Artists like McPhee are not motivated by money because it doesn't exist here; they create because there is no choice if art is going to survive. It is a passion and it is a sacrifice, and there are no compromises...at any level.McPhee's Nation Time (CJR, 1970), Underground Railroad (CJR, 1969), Pieces of Light (CJR, 1974) and Trinity (CJR, 1971) define a period of time, and will forever stand as monuments in the era of civil rights. These are pieces of music with critical artistic values that represent what it is to express freely, while in the shadows of oppression. It is art expressed in all its glory and greatness, and McPhee is its prophet.

All About Jazz: Let go back to your roots.

Joe Mcphee: My father was born in the Bahamas, on the island called Exuma, and he came from a very British background. He ended up working for a Greek sponge fisherman who taught him how to speak Greek but also taught him how to run a business, how to keep the books, et cetera. He was really amazing.

But my father left Exuma in 1927, at the age of 25, because he wanted to become an American citizen. He had hoped to join an Army band in Arizona, but at that time, the military was segregated. When he finally did arrive in the United States, the band had already disbanded, so he was stuck in Florida. But it's also where he met my mother, who was from Nassau.

I had the opportunity to take him back to Exuma in 1970, and that was his first time back home since 1927. And at that time, the Bahamas were just about to get their independence, and he couldn't quite understand the concept of not having a king and queen.

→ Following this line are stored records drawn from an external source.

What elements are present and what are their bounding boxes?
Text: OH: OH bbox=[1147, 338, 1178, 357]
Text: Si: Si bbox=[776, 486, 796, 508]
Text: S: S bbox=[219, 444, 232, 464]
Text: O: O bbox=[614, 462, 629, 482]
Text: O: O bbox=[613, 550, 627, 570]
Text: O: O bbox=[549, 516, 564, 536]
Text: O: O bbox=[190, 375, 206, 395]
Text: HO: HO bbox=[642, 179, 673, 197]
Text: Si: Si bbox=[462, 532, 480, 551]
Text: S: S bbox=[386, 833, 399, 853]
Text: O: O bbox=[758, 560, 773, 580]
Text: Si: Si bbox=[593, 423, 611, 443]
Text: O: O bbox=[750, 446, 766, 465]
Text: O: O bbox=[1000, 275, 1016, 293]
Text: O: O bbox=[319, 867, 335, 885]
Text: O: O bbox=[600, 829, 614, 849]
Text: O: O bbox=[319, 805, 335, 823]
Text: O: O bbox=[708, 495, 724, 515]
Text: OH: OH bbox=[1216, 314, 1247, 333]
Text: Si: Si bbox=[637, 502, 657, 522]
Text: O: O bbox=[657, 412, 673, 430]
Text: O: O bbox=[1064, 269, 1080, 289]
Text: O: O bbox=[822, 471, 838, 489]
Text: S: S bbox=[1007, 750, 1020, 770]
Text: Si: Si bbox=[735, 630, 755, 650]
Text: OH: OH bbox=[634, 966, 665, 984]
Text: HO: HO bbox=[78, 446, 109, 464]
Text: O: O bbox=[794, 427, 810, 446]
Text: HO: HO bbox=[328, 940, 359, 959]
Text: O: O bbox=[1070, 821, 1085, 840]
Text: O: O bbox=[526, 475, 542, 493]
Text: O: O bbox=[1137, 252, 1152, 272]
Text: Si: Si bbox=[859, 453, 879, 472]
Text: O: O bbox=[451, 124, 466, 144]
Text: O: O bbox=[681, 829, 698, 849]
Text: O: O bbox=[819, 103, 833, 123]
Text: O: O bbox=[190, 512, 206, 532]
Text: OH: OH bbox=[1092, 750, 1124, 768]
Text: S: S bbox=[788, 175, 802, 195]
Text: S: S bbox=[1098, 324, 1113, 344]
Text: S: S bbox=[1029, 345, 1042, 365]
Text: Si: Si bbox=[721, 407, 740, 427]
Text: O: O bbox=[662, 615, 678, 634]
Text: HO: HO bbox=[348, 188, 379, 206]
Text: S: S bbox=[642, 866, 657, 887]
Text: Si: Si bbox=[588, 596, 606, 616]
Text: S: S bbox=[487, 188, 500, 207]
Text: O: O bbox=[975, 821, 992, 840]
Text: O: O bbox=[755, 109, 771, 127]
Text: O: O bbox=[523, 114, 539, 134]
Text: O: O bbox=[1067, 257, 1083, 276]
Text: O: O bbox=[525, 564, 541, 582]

My mother's maiden name was Cooper, and her uncle was Alfonso Cooper, who was the leader of the Savoy Sultans. Grachan Moncur who was a bassist in The Sultans was also the father of Grachan Moncur III, the trombonist. He and Alfonso were half brothers and had the nickname "brother," and Al [Alfonso] Cooper, the clarinetist and alto player, was the leader of the band. They were a jump band and the house band at the Savoy Ballroom in New York, and they were also the band that everybody had to go through. If you were a player and came to New York, you had to go through the Sultans. They played between 1937 and 1946, and they were really something.

I had the opportunity to interview Alfonso in 1970 and was hoping to have it published in Cadence Magazine. As a result, I took along a tape recorder to capture the conversation, but became so caught up in the stories of what it was like traveling the "Chitlin Circuit" that I forgot to turn on the tape recorder. Their food was placed on trays, outside on doorsteps, while [they were] being treated like dogs.

Unfortunately, it wasn't long later that Alfonso died. But I was reading an interview with Grachan Moncur in Cadence Magazine a few years ago, and he, too, had an interview with Alfonso and also forgot to turn on his tape recorder. [Laughs.]